Apart from FO, an interesting finding for the abductor lever arm was noticed. While a non-significant change in femoral offset was seen in both the study and control groups, there was a statistically significant decrease in the abductor lever arm in only the study group. This finding may seem inconsequent at first glance, as a high correlation of femoral offset and the abductor lever arm has been described [46]. However, this is only the case if the center of rotation is not changed. Kurtz et al. have effectively demonstrated the influence of the change of COR on femoral offset and, consequently, on the abductor lever arm [53]. With a superior movement of the COR, the perpendicular distance from the COR to the vector of the gluteus medius muscle decreases, thus indicating a negative correlation between the COR and the abductor lever arm [39]. The abductor lever arm is even more decreased by a superior and lateral movement of the COR, while a superior and medial movement can partially compensate for the loss of abductor moment arm caused by the superior shift.

In this study, the superior movement of the COR was nearly identical for both the study and control groups (study: 3.78 mm ± 4.48 mm vs. control: 3.67 mm ± 5.54 mm). Nevertheless, an additional medial shift (−0.27 ± 5.23) of the COR was seen in the control group, whereas for the study group, an additional lateralization (1.28 ± 5.45) of the COR was observed, which may serve as an explanation for the reduced ABL only in the study group. This finding is indicative of underreaming of the acetabular bed in obese patients, possibly due to impeding soft tissue barriers. Bonnin et al. demonstrated that with conventional THR, a medialization of the cup is routinely performed. The resulting decreased acetabular offset is normally compensated by a higher femoral offset, leading to a restored global offset within 5 mm of the preoperative limits [54].

There are some limitations related to this study. Firstly, this is a retrospective study of prospectively obtained patient data. Prospective randomized research would have added tremendous value to this analysis. However, efforts were made to reduce potential bias by propensity score matching of baseline characteristics for both the study and control groups. We are aware that the number of included patients seems relatively small. However, a priori sample size calculation was performed, and based on a small-to-medium effect size derived from similar studies, a total number of 60 patients seemed sufficient [43]. Correlating the radiographic findings with clinical data would have added additional strength to this study.
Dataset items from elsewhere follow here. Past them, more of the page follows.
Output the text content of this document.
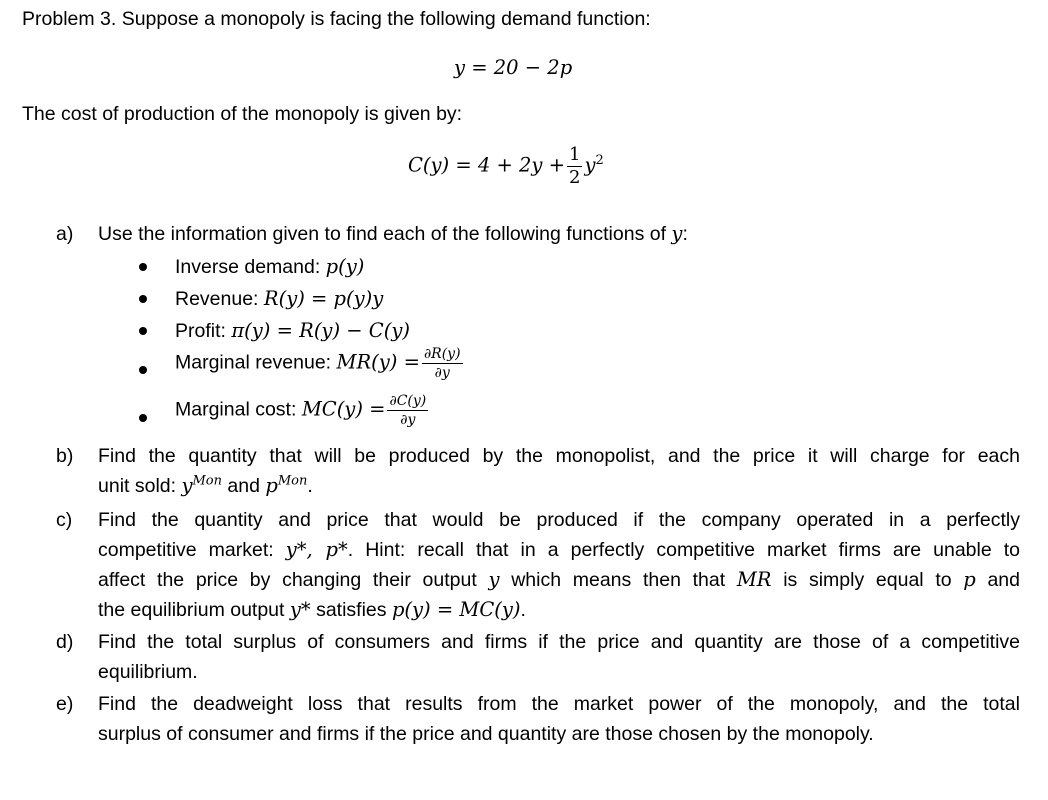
Problem 3. Suppose a monopoly is facing the following demand function:
y = 20 − 2p
The cost of production of the monopoly is given by:
$C(y) = 4 + 2y + \frac{1}{2} y^2$
a) Use the information given to find each of the following functions of y:
Inverse demand: p(y)
Revenue: R(y) = p(y)y
Profit: π(y) = R(y) − C(y)
Marginal revenue: $MR(y) = \frac{\partial R(y)}{\partial y}$
Marginal cost: $MC(y) = \frac{\partial C(y)}{\partial y}$
b) Find the quantity that will be produced by the monopolist, and the price it will charge for each

unit sold: $y^{Mon}$ and $p^{Mon}$.

c) Find the quantity and price that would be produced if the company operated in a perfectly

competitive market: y*, p*. Hint: recall that in a perfectly competitive market firms are unable to

affect the price by changing their output y which means then that MR is simply equal to p and

the equilibrium output y* satisfies p(y) = MC(y).

d) Find the total surplus of consumers and firms if the price and quantity are those of a competitive

equilibrium.

e) Find the deadweight loss that results from the market power of the monopoly, and the total

surplus of consumer and firms if the price and quantity are those chosen by the monopoly.
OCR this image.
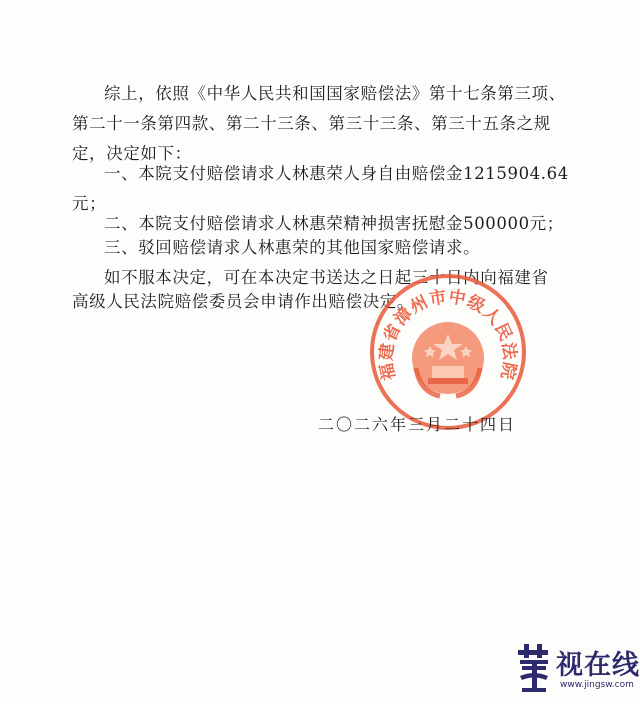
综上，依照《中华人民共和国国家赔偿法》第十七条第三项、
第二十一条第四款、第二十三条、第三十三条、第三十五条之规
定，决定如下：
一、本院支付赔偿请求人林惠荣人身自由赔偿金1215904.64
元；
二、本院支付赔偿请求人林惠荣精神损害抚慰金500000元；
三、驳回赔偿请求人林惠荣的其他国家赔偿请求。
如不服本决定，可在本决定书送达之日起三十日内向福建省
高级人民法院赔偿委员会申请作出赔偿决定。
福建省漳州市中级人民法院
二〇二六年三月二十四日
视在线
www.jingsw.com
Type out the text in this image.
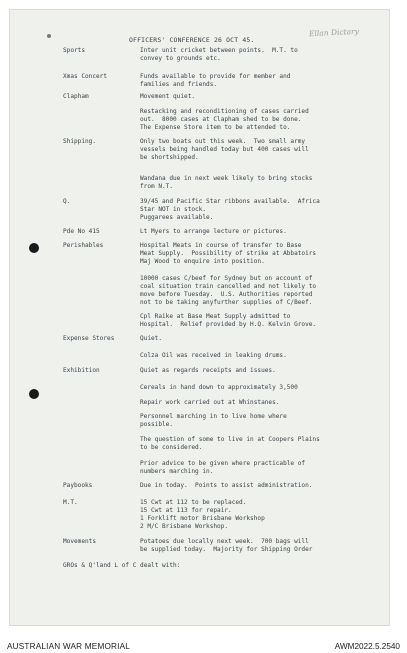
OFFICERS' CONFERENCE 26 OCT 45.
Ellan Dictary
Sports	Inter unit cricket between points.  M.T. to
convey to grounds etc.
Xmas Concert	Funds available to provide for member and
families and friends.
Clapham	Movement quiet.
Restacking and reconditioning of cases carried
out.  8000 cases at Clapham shed to be done.
The Expense Store item to be attended to.
Shipping.	Only two boats out this week.  Two small army
vessels being handled today but 400 cases will
be shortshipped.
Wandana due in next week likely to bring stocks
from N.T.
Q.	39/45 and Pacific Star ribbons available.  Africa
Star NOT in stock.
Puggarees available.
Pde No 415	Lt Myers to arrange lecture or pictures.
Perishables	Hospital Meats in course of transfer to Base
Meat Supply.  Possibility of strike at Abbatoirs
Maj Wood to enquire into position.
10000 cases C/beef for Sydney but on account of
coal situation train cancelled and not likely to
move before Tuesday.  U.S. Authorities reported
not to be taking anyfurther supplies of C/Beef.
Cpl Raike at Base Meat Supply admitted to
Hospital.  Relief provided by H.Q. Kelvin Grove.
Expense Stores	Quiet.
Colza Oil was received in leaking drums.
Exhibition	Quiet as regards receipts and issues.
Cereals in hand down to approximately 3,500
Repair work carried out at Whinstanes.
Personnel marching in to live home where
possible.
The question of some to live in at Coopers Plains
to be considered.
Prior advice to be given where practicable of
numbers marching in.
Paybooks	Due in today.  Points to assist administration.
M.T.	15 Cwt at 112 to be replaced.
15 Cwt at 113 for repair.
1 Forklift motor Brisbane Workshop
2 M/C Brisbane Workshop.
Movements	Potatoes due locally next week.  700 bags will
be supplied today.  Majority for Shipping Order
GROs & Q'land L of C dealt with:
AUSTRALIAN WAR MEMORIAL	AWM2022.5.2540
So far, very limited studies have investigated the influence of BMI on cup positioning during DAA-THA [43,55]. Al-Amiry et al. were the first to examine the association of BMI with leg-length discrepancy and femoral offset restoration [32]. However, only patients with the anterolateral approach were included in their study, and further biomechanical parameters like ABL and COR were been considered [32]. Further studies have demonstrated an association between the risk of acetabular cup malpositioning and obesity for the minimally invasive approaches [33,56]. Therefore, this is the very first study to explore the association between obesity and hip biomechanical reconstruction parameters using the DAA for THR, building the foundation for further research on this topic.

5. Conclusions

• Obesity has a limited effect on the adequate reconstruction of native hip biomechanical parameters during DAA-THR.
• The ABL is the only parameter that significantly decreases in overweight patients after DAA-THR.
• Therefore, special care should be given to proper acetabular reaming and consequent seating of the cup in obese patient to avoid excessive lateral positioning.